The kid from Archbishop Wood in Warminster, Pa., went 6-for-11 from beyond the arc, picking up the slack for the rest of his struggling teammates, who shot a combined 3-for-20 on three-pointers. It was a performance reminiscent of another Villanova guard of similar build, who specialized in knocking down clutch shots at one end while diving on the floor for loose balls at the other.

Yes, there’s a lot of Ryan Arcidiacono in Gillespie. 

“In a lot of ways he does remind me of Arch (Arcidiacono),” agreed Jay Wright, who credited  Georgetown’s defense with most of Villanova’s shooting difficulties. 

“He’s got that Northeast Philly mentality I love. It’s a simple-mindedness,” he said.

“Do the right thing. Give a great effort. Be a good teammate. He does things that are the essence of our program.”

Naturally, Gillespie downplayed his part. “I did a good job catching and shooting,” said the sophomore guard, who basically kept the Wildcats afloat until Phil Booth snapped out of a 1-for-10 shooting funk to score eight points during Nova’s decisive late run.

“Guys got me shots when I was off the ball. I was able to play off my shot and play with confidence.

“I tried to take pieces of Arch’s game,” continued Gillespie. “I didn’t really know him personally, but I’ve grown up with a lot of his cousins so I know his family pretty well. His toughness is something not a lot of people have in them.”

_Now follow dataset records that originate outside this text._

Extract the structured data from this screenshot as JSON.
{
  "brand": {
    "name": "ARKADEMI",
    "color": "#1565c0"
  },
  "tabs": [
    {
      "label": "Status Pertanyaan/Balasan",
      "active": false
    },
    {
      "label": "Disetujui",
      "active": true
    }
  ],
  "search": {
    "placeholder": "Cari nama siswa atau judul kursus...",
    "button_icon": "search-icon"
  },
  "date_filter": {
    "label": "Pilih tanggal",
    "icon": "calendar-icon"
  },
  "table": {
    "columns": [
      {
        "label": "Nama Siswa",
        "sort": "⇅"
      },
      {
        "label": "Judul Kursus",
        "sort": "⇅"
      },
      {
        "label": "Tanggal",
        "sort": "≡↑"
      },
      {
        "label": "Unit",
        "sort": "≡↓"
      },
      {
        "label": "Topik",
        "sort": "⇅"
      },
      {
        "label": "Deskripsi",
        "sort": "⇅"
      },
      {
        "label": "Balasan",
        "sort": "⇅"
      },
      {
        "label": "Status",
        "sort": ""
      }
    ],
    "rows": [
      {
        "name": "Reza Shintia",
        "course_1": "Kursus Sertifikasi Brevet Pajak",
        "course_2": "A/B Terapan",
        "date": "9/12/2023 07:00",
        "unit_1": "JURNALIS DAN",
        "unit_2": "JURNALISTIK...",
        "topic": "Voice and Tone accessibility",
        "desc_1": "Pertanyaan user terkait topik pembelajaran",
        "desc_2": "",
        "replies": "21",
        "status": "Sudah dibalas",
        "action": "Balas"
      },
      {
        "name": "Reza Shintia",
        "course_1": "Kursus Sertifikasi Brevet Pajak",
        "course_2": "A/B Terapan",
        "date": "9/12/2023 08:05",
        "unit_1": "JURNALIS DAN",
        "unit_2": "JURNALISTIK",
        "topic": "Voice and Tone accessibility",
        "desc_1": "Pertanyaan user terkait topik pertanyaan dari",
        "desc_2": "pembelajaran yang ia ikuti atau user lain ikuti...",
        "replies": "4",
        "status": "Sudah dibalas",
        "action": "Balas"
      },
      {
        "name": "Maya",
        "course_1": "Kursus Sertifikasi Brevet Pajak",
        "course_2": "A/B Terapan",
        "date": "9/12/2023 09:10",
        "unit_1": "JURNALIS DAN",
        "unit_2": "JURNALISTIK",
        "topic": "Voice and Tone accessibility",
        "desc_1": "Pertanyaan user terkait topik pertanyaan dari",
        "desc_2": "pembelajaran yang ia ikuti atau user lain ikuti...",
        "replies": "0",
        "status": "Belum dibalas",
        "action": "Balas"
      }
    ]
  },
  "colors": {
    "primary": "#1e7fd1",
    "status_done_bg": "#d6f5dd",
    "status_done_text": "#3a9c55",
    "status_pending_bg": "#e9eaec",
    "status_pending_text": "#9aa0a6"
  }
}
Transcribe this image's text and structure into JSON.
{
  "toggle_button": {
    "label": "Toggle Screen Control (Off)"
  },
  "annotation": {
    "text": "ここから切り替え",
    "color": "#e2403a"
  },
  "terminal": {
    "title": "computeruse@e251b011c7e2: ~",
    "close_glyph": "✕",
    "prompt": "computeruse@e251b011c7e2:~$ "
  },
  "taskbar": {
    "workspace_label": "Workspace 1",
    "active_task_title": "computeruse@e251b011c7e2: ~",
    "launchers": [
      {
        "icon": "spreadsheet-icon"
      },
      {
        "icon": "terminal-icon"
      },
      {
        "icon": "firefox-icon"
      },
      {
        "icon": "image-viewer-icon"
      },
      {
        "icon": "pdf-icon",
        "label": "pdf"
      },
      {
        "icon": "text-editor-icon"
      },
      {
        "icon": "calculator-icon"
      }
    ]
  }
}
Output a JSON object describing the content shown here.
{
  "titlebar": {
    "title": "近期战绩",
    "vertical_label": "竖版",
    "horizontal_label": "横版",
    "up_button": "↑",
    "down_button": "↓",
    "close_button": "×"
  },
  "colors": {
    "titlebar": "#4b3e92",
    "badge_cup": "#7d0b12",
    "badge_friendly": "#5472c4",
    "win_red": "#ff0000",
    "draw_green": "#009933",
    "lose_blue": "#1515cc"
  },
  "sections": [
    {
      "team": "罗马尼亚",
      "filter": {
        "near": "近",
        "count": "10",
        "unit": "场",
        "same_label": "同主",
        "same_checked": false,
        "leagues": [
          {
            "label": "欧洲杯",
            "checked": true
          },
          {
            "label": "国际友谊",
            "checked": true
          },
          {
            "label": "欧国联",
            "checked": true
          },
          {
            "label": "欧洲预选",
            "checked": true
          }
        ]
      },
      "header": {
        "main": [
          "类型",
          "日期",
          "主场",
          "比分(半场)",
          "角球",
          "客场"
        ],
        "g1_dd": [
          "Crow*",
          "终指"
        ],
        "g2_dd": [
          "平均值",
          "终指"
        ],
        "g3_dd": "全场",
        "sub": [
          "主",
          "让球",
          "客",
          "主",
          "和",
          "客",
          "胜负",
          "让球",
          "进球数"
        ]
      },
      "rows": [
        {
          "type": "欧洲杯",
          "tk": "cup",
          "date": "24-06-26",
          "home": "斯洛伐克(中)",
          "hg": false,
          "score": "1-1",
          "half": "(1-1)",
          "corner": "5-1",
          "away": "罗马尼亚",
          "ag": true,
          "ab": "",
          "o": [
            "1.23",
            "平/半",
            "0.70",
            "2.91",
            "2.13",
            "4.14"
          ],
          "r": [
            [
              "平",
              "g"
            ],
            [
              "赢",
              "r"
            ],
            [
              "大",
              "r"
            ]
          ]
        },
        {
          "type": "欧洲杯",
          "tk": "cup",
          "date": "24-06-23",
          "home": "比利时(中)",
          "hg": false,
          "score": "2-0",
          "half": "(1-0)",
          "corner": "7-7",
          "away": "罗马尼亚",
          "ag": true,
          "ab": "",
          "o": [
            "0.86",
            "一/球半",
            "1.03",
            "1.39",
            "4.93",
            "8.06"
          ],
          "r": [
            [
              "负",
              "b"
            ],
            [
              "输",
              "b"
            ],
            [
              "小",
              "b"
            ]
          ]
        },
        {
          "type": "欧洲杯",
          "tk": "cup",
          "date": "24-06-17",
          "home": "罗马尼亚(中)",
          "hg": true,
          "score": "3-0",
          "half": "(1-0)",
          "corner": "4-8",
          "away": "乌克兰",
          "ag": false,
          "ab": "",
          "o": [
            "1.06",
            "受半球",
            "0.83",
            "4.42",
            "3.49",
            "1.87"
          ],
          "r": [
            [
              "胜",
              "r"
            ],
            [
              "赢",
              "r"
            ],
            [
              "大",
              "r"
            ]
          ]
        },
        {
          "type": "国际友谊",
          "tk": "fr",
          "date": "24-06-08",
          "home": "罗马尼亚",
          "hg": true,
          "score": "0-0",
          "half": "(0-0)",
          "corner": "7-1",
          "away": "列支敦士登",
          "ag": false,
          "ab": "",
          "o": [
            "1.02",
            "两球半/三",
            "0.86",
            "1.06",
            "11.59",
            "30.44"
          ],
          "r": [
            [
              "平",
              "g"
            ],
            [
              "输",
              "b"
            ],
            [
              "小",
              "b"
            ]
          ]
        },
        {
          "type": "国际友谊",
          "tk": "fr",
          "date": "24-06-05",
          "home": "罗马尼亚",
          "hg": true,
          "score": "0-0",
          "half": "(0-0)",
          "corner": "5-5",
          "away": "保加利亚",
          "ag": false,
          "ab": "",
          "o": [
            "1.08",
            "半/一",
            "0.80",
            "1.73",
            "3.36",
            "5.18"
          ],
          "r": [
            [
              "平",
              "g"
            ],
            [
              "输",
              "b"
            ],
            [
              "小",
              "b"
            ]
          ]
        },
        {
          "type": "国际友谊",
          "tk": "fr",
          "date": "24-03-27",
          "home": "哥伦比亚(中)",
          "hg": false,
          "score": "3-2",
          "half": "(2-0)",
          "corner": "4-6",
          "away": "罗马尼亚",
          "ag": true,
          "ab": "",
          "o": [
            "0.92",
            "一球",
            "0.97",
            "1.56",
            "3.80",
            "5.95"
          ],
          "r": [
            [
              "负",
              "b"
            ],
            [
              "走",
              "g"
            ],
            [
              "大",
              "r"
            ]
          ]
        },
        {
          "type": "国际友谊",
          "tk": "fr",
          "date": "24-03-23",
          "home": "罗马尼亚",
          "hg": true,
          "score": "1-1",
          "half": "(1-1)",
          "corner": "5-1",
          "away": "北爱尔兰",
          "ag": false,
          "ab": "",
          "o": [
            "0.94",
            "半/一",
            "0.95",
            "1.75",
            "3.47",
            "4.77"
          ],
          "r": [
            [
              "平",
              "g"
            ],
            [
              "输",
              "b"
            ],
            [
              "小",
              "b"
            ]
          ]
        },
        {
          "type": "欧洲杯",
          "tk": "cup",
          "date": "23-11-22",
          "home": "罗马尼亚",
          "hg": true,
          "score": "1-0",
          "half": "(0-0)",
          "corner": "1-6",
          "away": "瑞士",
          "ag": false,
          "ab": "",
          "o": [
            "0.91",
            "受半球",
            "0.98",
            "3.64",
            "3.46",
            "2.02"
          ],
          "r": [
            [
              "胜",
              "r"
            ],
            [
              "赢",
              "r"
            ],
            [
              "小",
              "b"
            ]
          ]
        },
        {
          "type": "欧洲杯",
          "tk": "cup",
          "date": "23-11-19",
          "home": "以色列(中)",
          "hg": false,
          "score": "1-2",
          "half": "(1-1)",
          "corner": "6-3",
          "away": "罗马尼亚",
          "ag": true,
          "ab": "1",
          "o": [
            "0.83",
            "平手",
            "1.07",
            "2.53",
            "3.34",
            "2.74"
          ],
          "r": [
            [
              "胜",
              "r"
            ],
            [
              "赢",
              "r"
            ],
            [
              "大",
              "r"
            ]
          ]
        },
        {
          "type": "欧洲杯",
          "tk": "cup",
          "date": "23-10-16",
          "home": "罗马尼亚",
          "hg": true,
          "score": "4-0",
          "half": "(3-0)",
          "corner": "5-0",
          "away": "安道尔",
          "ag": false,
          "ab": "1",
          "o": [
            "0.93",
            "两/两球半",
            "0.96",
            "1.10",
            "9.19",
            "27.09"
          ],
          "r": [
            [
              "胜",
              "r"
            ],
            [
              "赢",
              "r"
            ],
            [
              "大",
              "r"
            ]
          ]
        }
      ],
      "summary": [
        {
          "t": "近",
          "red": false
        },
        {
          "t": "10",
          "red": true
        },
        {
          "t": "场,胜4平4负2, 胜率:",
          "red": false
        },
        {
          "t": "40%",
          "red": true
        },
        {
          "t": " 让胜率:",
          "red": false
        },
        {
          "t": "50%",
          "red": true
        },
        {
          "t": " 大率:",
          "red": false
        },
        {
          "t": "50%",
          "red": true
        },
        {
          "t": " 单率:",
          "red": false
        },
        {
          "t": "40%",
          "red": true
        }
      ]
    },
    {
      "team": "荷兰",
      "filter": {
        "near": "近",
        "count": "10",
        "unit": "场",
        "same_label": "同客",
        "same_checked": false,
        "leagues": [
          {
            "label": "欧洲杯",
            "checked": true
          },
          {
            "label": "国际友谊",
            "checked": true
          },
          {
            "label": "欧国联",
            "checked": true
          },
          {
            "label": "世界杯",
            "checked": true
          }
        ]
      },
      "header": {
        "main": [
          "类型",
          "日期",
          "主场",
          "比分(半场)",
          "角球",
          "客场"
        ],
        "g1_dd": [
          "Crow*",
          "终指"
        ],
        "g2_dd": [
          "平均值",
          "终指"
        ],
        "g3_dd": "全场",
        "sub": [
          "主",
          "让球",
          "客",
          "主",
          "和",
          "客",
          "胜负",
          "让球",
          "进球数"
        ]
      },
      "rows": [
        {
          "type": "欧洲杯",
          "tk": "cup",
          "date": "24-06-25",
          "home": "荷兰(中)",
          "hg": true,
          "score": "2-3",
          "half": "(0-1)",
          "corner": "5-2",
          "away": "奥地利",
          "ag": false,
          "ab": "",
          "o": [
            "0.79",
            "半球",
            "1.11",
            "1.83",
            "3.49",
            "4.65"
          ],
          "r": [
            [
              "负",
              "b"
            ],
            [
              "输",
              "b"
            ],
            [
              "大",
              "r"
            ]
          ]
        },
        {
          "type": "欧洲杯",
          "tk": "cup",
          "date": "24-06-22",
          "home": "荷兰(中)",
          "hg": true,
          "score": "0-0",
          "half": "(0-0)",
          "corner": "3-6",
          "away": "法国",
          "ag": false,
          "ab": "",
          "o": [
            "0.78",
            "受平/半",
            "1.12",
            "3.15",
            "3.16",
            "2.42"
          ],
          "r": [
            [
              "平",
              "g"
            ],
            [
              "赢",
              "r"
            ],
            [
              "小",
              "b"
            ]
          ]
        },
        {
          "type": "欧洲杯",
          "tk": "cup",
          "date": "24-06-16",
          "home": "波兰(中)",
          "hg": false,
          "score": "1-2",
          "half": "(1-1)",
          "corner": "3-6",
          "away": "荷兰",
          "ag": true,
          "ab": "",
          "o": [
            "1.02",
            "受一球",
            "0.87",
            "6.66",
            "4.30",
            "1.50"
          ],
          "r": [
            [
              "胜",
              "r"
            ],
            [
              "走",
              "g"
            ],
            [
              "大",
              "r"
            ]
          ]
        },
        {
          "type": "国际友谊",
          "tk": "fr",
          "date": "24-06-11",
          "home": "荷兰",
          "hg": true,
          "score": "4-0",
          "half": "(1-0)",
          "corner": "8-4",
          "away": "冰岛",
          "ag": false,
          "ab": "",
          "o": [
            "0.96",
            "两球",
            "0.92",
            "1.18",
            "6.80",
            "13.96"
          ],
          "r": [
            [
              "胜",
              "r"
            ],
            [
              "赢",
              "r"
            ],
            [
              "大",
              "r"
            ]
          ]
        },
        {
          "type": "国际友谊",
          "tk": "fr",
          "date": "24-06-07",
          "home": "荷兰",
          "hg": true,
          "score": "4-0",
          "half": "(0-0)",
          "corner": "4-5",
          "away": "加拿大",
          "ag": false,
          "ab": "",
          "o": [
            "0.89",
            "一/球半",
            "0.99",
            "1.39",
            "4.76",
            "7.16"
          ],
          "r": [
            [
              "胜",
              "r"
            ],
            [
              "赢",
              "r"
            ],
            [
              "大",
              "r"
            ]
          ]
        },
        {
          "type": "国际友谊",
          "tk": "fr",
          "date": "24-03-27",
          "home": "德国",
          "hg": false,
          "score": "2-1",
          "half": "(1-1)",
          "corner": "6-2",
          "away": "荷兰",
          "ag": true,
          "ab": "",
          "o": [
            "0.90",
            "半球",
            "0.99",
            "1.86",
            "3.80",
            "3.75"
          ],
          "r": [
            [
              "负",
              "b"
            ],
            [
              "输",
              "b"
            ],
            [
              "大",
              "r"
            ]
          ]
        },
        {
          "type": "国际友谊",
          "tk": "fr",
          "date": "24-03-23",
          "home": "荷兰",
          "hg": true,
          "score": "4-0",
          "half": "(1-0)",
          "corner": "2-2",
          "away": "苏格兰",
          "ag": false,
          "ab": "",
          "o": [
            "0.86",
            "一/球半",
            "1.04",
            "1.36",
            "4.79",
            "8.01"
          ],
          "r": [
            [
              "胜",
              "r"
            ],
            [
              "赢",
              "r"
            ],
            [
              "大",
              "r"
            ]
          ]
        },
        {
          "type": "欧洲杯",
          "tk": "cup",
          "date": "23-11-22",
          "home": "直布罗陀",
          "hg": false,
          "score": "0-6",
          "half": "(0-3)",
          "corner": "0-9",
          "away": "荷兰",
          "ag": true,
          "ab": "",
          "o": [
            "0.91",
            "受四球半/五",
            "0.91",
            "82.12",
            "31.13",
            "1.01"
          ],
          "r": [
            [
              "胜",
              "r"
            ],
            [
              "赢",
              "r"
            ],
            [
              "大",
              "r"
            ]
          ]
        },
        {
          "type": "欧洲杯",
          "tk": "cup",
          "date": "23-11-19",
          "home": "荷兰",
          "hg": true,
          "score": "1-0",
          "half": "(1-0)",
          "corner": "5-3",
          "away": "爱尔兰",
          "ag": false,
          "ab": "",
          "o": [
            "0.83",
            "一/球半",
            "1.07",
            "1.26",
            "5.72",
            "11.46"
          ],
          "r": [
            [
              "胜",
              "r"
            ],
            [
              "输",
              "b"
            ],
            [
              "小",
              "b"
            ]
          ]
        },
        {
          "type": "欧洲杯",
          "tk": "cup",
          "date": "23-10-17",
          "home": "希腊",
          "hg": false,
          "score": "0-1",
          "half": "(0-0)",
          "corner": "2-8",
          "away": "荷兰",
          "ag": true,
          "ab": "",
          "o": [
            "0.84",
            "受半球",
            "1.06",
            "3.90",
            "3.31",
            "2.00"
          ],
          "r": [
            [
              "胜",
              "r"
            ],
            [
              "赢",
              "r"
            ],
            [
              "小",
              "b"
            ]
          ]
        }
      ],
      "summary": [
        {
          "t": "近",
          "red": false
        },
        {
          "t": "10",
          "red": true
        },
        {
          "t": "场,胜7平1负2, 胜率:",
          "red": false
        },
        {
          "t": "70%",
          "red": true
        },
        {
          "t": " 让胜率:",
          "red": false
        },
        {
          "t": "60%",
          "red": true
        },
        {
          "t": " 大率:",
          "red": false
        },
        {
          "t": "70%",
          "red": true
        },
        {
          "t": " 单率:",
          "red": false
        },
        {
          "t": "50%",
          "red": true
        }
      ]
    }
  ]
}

Villanova’s toughness as a team has become apparent as well. While Wright admits he has no idea where the Wildcats will wind up, he likes the direction they’re headed.

With the shots not falling in this one, they turned it up on defense, shutting out Georgetown’s leading scorer, Jessie Govan, while holding the Hoyas to just 33.8 percent shooting from the field. 

“I know this team has a great upside,” said Wright, as Eric Paschall scored 13 of his 24 in the second half, while Booth added 12 of his 14 to help erase Georgetown’s 34-33 halftime lead.   

“I know we lack some experience. I just want to see how far we can take this ride and we’ll do it one game at a time.”

Furthermore, having improving sophomores like Gillespie, Jermaine Samuels (16 rebounds) and Dhamir Cosby-Roundtree (seven points and six boards) along with freshman Saddiq Bey and Jahvon Quinerly could pay dividends down the road.

“I kind of feel like our sophomores are really starting to step up and we need it,” said Wright, whose club hosts Creighton on Wednesday, before next Saturday’s Big East first-place showdown at Marquette. 

“That’s what a season is. Sophomores and freshmen are different from when they started the year. I think ours are starting to get it.”